Samuel Lepastier : Il s’agit en réalité de la diversion de Pascal entre l’esprit géométrique et l’esprit de finesse. Il est vrai que l’on parle aujourd’hui d’intelligence émotionnelle, mais personnellement, je n’emploie pas cette expression. Ce que l’on appelle émotion c’est une façon de se défendre. Un mécanisme qui peut être physique : lorsque le prédateur arrive les animaux ont des signaux qui commandent la fuite ou inversement, quand j’ai l’intention d’attaque je le signifie et l’autre le comprend et agit en conséquence. Je ne suis pas certain que ce soit le terme d’intelligence qui convienne au mieux. C’est une forme de survie, c’est la capacité à anticiper la réaction des autres et la capacité à agir émotionnellement.
Est-ce que cela peut être transmis sur le plan académique ou pas ? On observe ceci chez beaucoup d’étudiants. Il y a un lien très important entre leurs capacités cognitives et leur maturité affective. Cet écart les fait beaucoup souffrir. D’une façon générale d’ailleurs, c’est cet écart qui explique que notre intellect évolue dès la naissance et que ce qui concerne la psycho-sexualité se développe particulièrement à partir de la puberté. Il y a donc un décalage entre notre développement sexuel et notre développement intellectuel, ce qui peut causer l’immaturité affective chez un certain nombre d’individus.
Le moyen de réduire l’écart entre les deux, est peut être de développer l’oral pour permettre de développer davantage l’intelligence émotionnelle puisque l’écrit s’accorde bien plus à l’intelligence rationnel.
On dit souvent que les filles sont plus matures que les garçons. Est-ce une légende ? Et si tel est le cas, pourquoi ?
Oui c’est ce que l’on dit mais on dit aussi que les filles font moins de mathématiques que les garçons… Physiquement c’est vrai que les filles se développent plus vite que les garçons. Il y a peut-être une explication culturelle, même si je crois l’aspect culturel n’explique pas tout bien qu’il joue un rôle. En effet, la puberté semble moins dramatique chez les filles que chez les garçons. Pour une raison simple : on attend moins de performance de la part des filles que de la part des garçons. C’est une erreur, mais c’est vrai. D’autre part, cela explique également pourquoi on voit plus de comportements du trouble alimentaire chez les filles que chez les garçons. Bien que cela évolue ces dernières années et que l’on retrouve désormais confronté à des cas d’anorexie chez les garçons.

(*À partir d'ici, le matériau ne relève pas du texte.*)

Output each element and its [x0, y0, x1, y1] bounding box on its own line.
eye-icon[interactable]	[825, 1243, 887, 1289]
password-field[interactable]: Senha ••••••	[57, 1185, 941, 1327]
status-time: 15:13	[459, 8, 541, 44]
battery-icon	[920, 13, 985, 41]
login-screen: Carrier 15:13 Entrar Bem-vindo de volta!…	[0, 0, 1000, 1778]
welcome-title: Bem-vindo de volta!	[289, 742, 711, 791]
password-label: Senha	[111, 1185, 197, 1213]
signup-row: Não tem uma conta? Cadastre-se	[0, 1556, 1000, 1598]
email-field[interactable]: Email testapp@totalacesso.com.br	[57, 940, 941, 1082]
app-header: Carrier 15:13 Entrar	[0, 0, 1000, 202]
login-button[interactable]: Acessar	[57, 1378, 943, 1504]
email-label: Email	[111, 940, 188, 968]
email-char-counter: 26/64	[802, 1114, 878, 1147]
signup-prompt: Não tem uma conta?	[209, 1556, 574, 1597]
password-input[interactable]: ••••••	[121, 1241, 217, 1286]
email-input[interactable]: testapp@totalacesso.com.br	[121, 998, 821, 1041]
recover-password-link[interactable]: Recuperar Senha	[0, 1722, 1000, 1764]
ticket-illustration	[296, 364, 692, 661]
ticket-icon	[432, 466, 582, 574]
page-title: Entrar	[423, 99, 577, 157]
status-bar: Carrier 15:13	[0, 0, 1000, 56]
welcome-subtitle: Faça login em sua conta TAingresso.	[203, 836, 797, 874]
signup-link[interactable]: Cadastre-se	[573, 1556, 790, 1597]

Notre époque semble valoriser davantage l’intelligence rationnelle qu’intuitive, pourquoi ? Et quelles en sont les conséquences ?
C’est vrai, et il est également indéniable que cela a tendance à varier selon les époques. Certaines valorisaient davantage l’intelligence intuitive. Tout ce qui est de l’ordre transmission artisanale, qui se fait par le flair relève effectivement de l’intuition : apprendre à cultiver la terre par exemple, à faire les récoltes au bon moment ou même la médecine d’autrefois…
Aujourd’hui, et à travers l’usage de l’ordinateur, on valorise la pensée rationnelle. Par exemple, on a de très grands génies en informatique qui sont d’une grande intelligence rationnelle mais qui sont très immatures sur le plan affectif.
Il y a quand même un élément important, la pensée des ordinateurs est une pensée binaire : c’est 1 ou O. Il y a toujours des choix binaires à faire, alors que la véritable intelligence est bien plus complexe et qu’elle dépasse le binaire.
Il n’est pas sûr que l’on puisse séparer l’apprentissage de l’affectif et cela n’est pas souhaitable. Il y a toute une dimension de la psychanalyse qui démontre que les oublis peuvent être liés à des facteurs affectifs. Lorsqu’on l’on fait un lapsus, par exemple, cela renvoie à quelque chose que l’on a mal digéré. C’est toujours l’émotion qui supporte l’apprentissage : lorsque l’on perd certaines capacités affectives on ne retient plus rien.